Коваленко вопросительно глядел на Голикова из-под нахмуренных бровей.
– Александр Яковлевич, – Струков объяснял, как объясняют капризному ребенку, – о чем вы говорите? Буквально только что Николай Дмитриевич беседовал с Вороновым. Прокуратура полностью нас поддерживает – дело нужно передавать по инстанции. Между прочим, Григорий Севастьянович дал высокую оценку нашей работе. А вы хотите поставить под удар репутацию отдела, да что там отдела – всего управления! Из-за чего? Из-за давно растворившегося в бензобаке сахара и показаний склеротичной старухи? Строить на этом версию? Да нас просто насмех подымут! И потом, удивительное у вас отношение к Кормилину. Не беспокойтесь, адвокатов себе Иван Трофимович и без вас найдет. Он нас пичкает, простите, фактами-пустышками, основанными на голословных заявлениях, а вы носитесь с ним, как с писаной торбой, ищете крупицы правды в груде пустой породы. Общественность волнует другое, – Струков сделал многозначительную паузу, – социалистическая законность должна восторжествовать.
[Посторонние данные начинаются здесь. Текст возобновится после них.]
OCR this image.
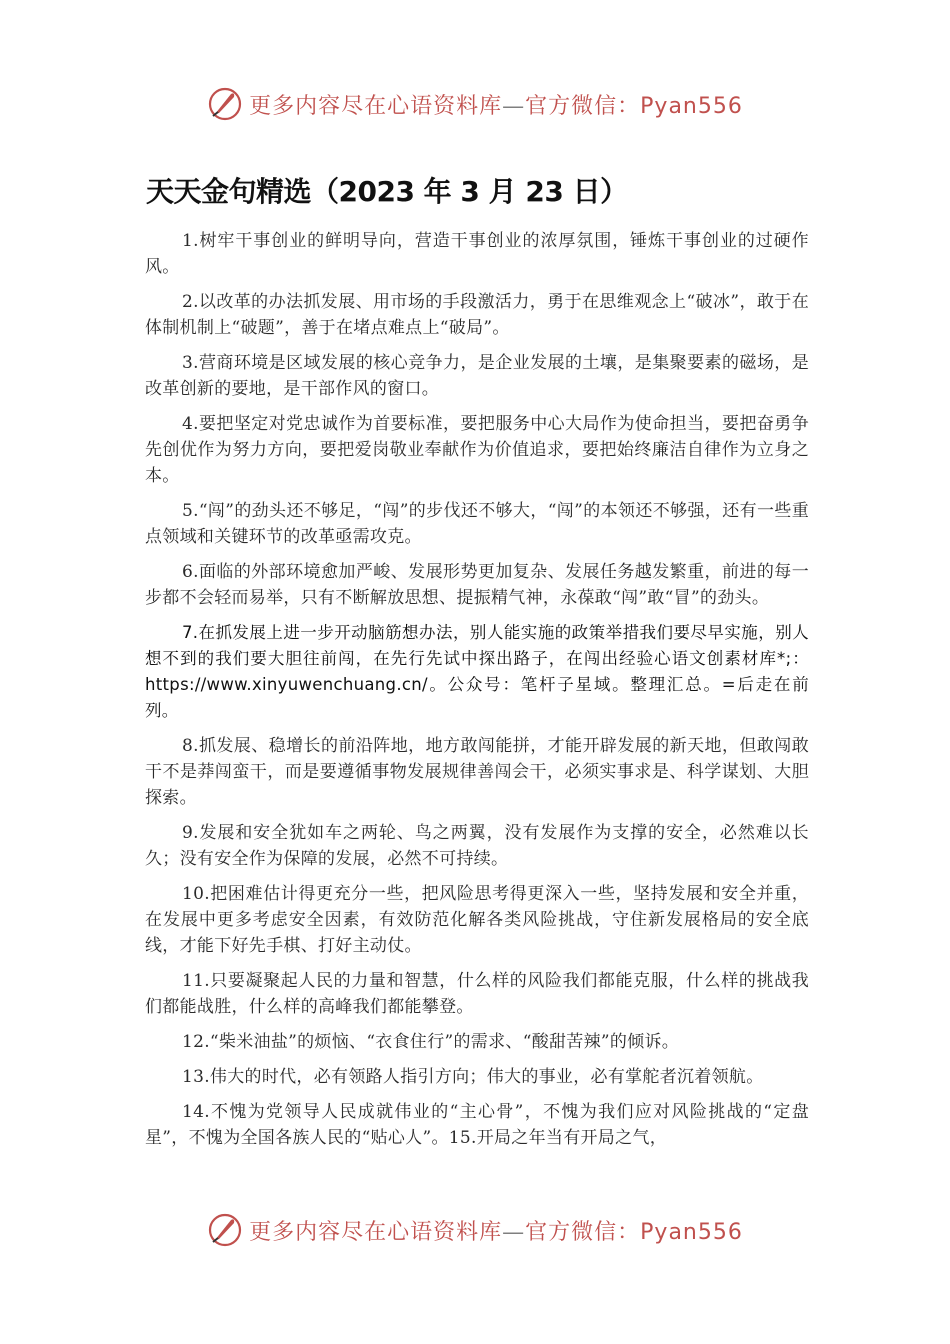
更多内容尽在心语资料库—官方微信：Pyan556
天天金句精选（2023 年 3 月 23 日）

1.树牢干事创业的鲜明导向，营造干事创业的浓厚氛围，锤炼干事创业的过硬作风。

2.以改革的办法抓发展、用市场的手段激活力，勇于在思维观念上“破冰”，敢于在体制机制上“破题”，善于在堵点难点上“破局”。

3.营商环境是区域发展的核心竞争力，是企业发展的土壤，是集聚要素的磁场，是改革创新的要地，是干部作风的窗口。

4.要把坚定对党忠诚作为首要标准，要把服务中心大局作为使命担当，要把奋勇争先创优作为努力方向，要把爱岗敬业奉献作为价值追求，要把始终廉洁自律作为立身之本。

5.“闯”的劲头还不够足，“闯”的步伐还不够大，“闯”的本领还不够强，还有一些重点领域和关键环节的改革亟需攻克。

6.面临的外部环境愈加严峻、发展形势更加复杂、发展任务越发繁重，前进的每一步都不会轻而易举，只有不断解放思想、提振精气神，永葆敢“闯”敢“冒”的劲头。

7.在抓发展上进一步开动脑筋想办法，别人能实施的政策举措我们要尽早实施，别人想不到的我们要大胆往前闯，在先行先试中探出路子，在闯出经验心语文创素材库*;：https://www.xinyuwenchuang.cn/。公众号：笔杆子星域。整理汇总。=后走在前列。

8.抓发展、稳增长的前沿阵地，地方敢闯能拼，才能开辟发展的新天地，但敢闯敢干不是莽闯蛮干，而是要遵循事物发展规律善闯会干，必须实事求是、科学谋划、大胆探索。

9.发展和安全犹如车之两轮、鸟之两翼，没有发展作为支撑的安全，必然难以长久；没有安全作为保障的发展，必然不可持续。

10.把困难估计得更充分一些，把风险思考得更深入一些，坚持发展和安全并重，在发展中更多考虑安全因素，有效防范化解各类风险挑战，守住新发展格局的安全底线，才能下好先手棋、打好主动仗。

11.只要凝聚起人民的力量和智慧，什么样的风险我们都能克服，什么样的挑战我们都能战胜，什么样的高峰我们都能攀登。

12.“柴米油盐”的烦恼、“衣食住行”的需求、“酸甜苦辣”的倾诉。

13.伟大的时代，必有领路人指引方向；伟大的事业，必有掌舵者沉着领航。

14.不愧为党领导人民成就伟业的“主心骨”，不愧为我们应对风险挑战的“定盘星”，不愧为全国各族人民的“贴心人”。15.开局之年当有开局之气，

更多内容尽在心语资料库—官方微信：Pyan556
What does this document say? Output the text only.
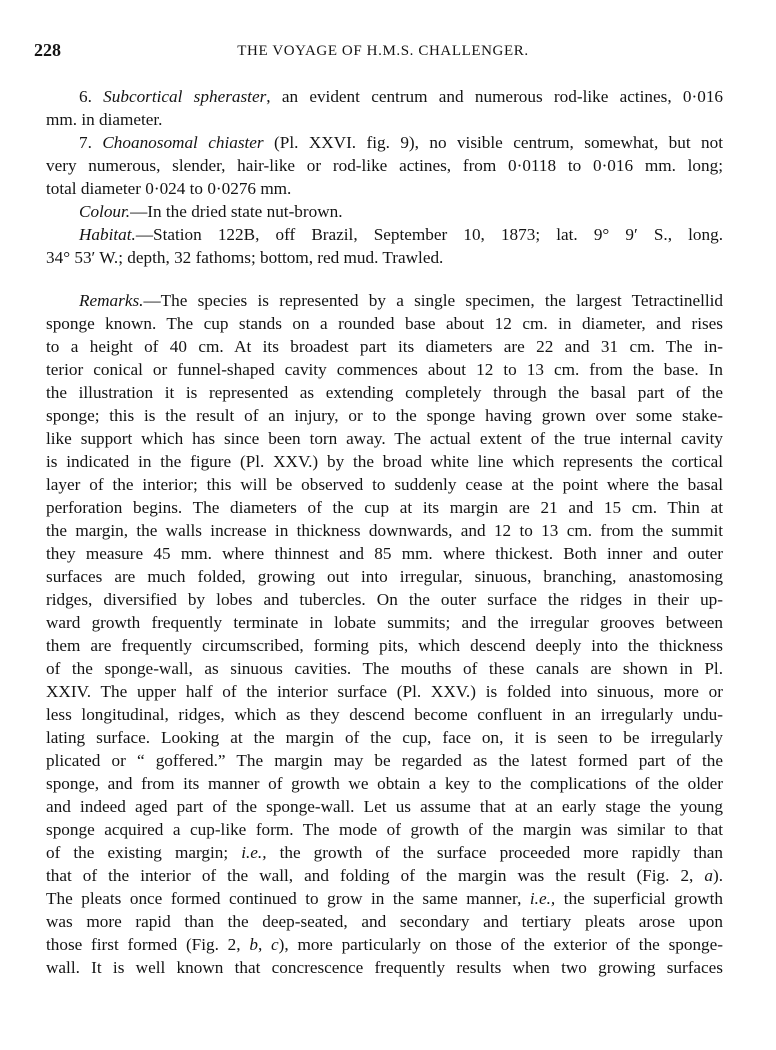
228	THE VOYAGE OF H.M.S. CHALLENGER.
6. Subcortical spheraster, an evident centrum and numerous rod-like actines, 0·016
mm. in diameter.
7. Choanosomal chiaster (Pl. XXVI. fig. 9), no visible centrum, somewhat, but not
very numerous, slender, hair-like or rod-like actines, from 0·0118 to 0·016 mm. long;
total diameter 0·024 to 0·0276 mm.
Colour.—In the dried state nut-brown.
Habitat.—Station 122B, off Brazil, September 10, 1873; lat. 9° 9′ S., long.
34° 53′ W.; depth, 32 fathoms; bottom, red mud. Trawled.
Remarks.—The species is represented by a single specimen, the largest Tetractinellid
sponge known. The cup stands on a rounded base about 12 cm. in diameter, and rises
to a height of 40 cm. At its broadest part its diameters are 22 and 31 cm. The in-
terior conical or funnel-shaped cavity commences about 12 to 13 cm. from the base. In
the illustration it is represented as extending completely through the basal part of the
sponge; this is the result of an injury, or to the sponge having grown over some stake-
like support which has since been torn away. The actual extent of the true internal cavity
is indicated in the figure (Pl. XXV.) by the broad white line which represents the cortical
layer of the interior; this will be observed to suddenly cease at the point where the basal
perforation begins. The diameters of the cup at its margin are 21 and 15 cm. Thin at
the margin, the walls increase in thickness downwards, and 12 to 13 cm. from the summit
they measure 45 mm. where thinnest and 85 mm. where thickest. Both inner and outer
surfaces are much folded, growing out into irregular, sinuous, branching, anastomosing
ridges, diversified by lobes and tubercles. On the outer surface the ridges in their up-
ward growth frequently terminate in lobate summits; and the irregular grooves between
them are frequently circumscribed, forming pits, which descend deeply into the thickness
of the sponge-wall, as sinuous cavities. The mouths of these canals are shown in Pl.
XXIV. The upper half of the interior surface (Pl. XXV.) is folded into sinuous, more or
less longitudinal, ridges, which as they descend become confluent in an irregularly undu-
lating surface. Looking at the margin of the cup, face on, it is seen to be irregularly
plicated or “ goffered.” The margin may be regarded as the latest formed part of the
sponge, and from its manner of growth we obtain a key to the complications of the older
and indeed aged part of the sponge-wall. Let us assume that at an early stage the young
sponge acquired a cup-like form. The mode of growth of the margin was similar to that
of the existing margin; i.e., the growth of the surface proceeded more rapidly than
that of the interior of the wall, and folding of the margin was the result (Fig. 2, a).
The pleats once formed continued to grow in the same manner, i.e., the superficial growth
was more rapid than the deep-seated, and secondary and tertiary pleats arose upon
those first formed (Fig. 2, b, c), more particularly on those of the exterior of the sponge-
wall. It is well known that concrescence frequently results when two growing surfaces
Солнечный луч, пробившись сквозь оконные занавески, шаловливо скользнул по лицу Голикова. Майор опустил голову. Синоптики не ошиблись – над городом стояла ясная погода…
Глава седьмая
– Тебя можно поздравить? – Конюшенко "подстерег" Голикова на первом этаже, когда тот продвигался к выходу.
– Привет! – кивнул майор, застегивая на ходу пуговицы плаща.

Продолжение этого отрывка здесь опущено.